Keira Knightley, Charlize Theron, others play women on the edge

Shortly after Russian hysteric Sabina Spielrein is carried kicking and screaming into a Swiss sanitarium, her new doctor, Carl Jung, primly inquires, “What are your interests?” Sabina, portrayed in “A Dangerous Method” by Keira Knightley, snarls in reply: “Suicide and interplanetary travel.”

Some icebreaker!

Spastic and stammering, Sabina recovers after taking the “talking cure” administered by Jung (Michael Fassbender) under the guidance of his mentor Sigmund Freud (Viggo Mortensen). Over the course of the film, she embodies a character type highly coveted by Hollywood’s finest actresses: Women on the Verge of Nervous Breakdowns.

This year’s collection of high-strung characters includes Michelle Williams’ portrait of the self-medicating Marilyn Monroe in “My Week With Marilyn,” Elizabeth Olsen’s brainwashed cult survivor in “Martha Marcy May Marlene,” Charlize Theron’s delusional would-be adulterer in “Young Adult,” Kirsten Dunst’s end-of-the-world depressive in “Melancholia” and Tilda Swinton’s brittle star turn as a woman trying to cope with a sociopathic son in “We Need to Talk About Kevin.”


Dramatists and actors love to sink their teeth into sensitive characters who just can’t take it anymore, says “A Dangerous Method” writer Christopher Hampton. “It’s meat and drink,” he says with a laugh. “I’ve always been really interested in people suffering extreme conditions of one sort or another.”

The symptoms dramatized in “A Dangerous Method” are “specific to the period,” Hampton says. “Hysteria has pretty much been either medicated away or the conditions that gave rise to it — repression and shame and the fear of making a misstep in a very rigid society — no longer exist.”

To prepare her characterization, Knightley and director David Cronenberg studied old silent films of women who suffered from “hysteria,” says Hampton. As to the sources of Sabina’s dysfunction, “A Dangerous Method” elucidates cause and effect with clinical clarity: She’s a masochist who likes to be punished because her father spanked her when she was a toddler.

By contrast, Mavis Gary, the gorgeous author of teen-centric fiction portrayed by Theron in “Young Adult,” suffers low-grade disintegration for reasons that have nothing to do with childhood trauma and everything to do with delusions of grandeur rooted in her glory days as a high school alpha female.


“Young Adult” writer Diablo Cody explains, “Mavis has a huge entitlement complex, and she’s driven by childlike impulses. She doesn’t really have a huge epiphany that turns her around.”

In place of a self-improving catharsis, Mavis instead revels in the type of third-act meltdown that characterizes many exemplars of Nervous Breakdown Cinema. Dressed like a runway model in stiletto heels and a thick smear of blood-red lipstick, Mavis shows up at a small town baby-naming party thrown by her ex-boyfriend (Patrick Wilson) and hurls the F-bomb at the nice mom (Elizabeth Reaser).

Why so much rage?

“Mavis is extremely indignant about how happy everyone seems to be,” Cody says. “She doesn’t feel they have any right to be satisfied with their lives, because she isn’t. She wants to drive the point home that she is prettier, better, more successful.”


Cody, winner of an Academy Award for her “Juno” screenplay, says Anne Hathaway’s performance as the bitterly funny narcissist in 2008’s “Rachel Getting Married” served as inspiration for “Young Adult.” “On one hand, it’s horrifying to see how disturbed Mavis is and watch her behave in this way.

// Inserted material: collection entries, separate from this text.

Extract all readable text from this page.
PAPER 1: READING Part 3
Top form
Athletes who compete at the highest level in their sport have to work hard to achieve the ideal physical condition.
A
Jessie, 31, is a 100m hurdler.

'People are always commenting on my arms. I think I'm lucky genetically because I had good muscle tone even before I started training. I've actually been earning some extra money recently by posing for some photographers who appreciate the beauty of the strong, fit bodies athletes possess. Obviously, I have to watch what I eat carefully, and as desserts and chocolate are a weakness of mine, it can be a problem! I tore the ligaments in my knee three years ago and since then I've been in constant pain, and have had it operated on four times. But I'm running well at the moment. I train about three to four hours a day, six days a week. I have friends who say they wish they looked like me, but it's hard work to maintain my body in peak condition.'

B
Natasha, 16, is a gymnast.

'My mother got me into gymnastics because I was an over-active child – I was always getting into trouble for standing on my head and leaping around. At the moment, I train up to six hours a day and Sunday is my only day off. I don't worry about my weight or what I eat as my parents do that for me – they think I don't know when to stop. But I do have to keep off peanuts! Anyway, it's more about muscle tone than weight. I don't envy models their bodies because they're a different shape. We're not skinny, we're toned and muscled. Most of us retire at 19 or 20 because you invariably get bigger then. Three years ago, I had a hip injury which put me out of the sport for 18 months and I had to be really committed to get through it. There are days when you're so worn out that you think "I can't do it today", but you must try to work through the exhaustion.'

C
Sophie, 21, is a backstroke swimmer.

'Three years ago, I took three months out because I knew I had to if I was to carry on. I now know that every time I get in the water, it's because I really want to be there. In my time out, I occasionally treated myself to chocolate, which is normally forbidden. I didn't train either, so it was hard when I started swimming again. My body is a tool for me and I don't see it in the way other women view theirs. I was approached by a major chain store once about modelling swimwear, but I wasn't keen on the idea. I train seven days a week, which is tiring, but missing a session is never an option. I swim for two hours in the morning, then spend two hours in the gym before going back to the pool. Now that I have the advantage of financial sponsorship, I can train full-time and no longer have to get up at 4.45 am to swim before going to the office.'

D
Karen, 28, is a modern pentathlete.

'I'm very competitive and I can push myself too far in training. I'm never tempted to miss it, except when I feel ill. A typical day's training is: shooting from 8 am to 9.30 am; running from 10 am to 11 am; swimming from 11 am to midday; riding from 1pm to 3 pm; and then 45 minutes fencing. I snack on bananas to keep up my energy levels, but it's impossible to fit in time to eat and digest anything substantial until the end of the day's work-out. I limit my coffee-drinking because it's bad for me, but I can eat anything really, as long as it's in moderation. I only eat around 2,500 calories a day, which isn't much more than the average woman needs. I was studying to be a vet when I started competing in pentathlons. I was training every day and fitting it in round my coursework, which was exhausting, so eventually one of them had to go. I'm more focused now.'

On the other hand — I don’t know how to say this without sounding like a complete psychopath — but when I watch the film, I want to see what she’ll do next. I’m kind of hoping nobody can stop her.”

Numerous forces conspire to impede Olsen’s title character in “Martha Marcy May Marlene” by writer-director Sean Durkin. After spending two secretive years with a commune leader (John Hawkes), Martha escapes cult life and reconnects with her straight-arrow sister (Sarah Paulson). Dreams, memories and imagined dangers complicate her reentry into “normal” society. “Martha’s paranoia isn’t fake,” Olsen says by email. “It is a true sense of fear. From an acting point of view, everything had to be treated like it was real. The confusion comes when someone confronts her on it.”

Citing performances by Susannah York in “Images,” Kate Winslet in “Holy Smoke” and Katharine Hepburn in “Long Day’s Journey Into Night” as models of profoundly stressed female characters, Olsen says her character experiences “a heightened sense of her surroundings. If something or someone puts her in danger, whether it was the house being near a lake, or a young man who stood out to her at a crowded party or hearing things hit the roof above her, it became a matter of life or death.”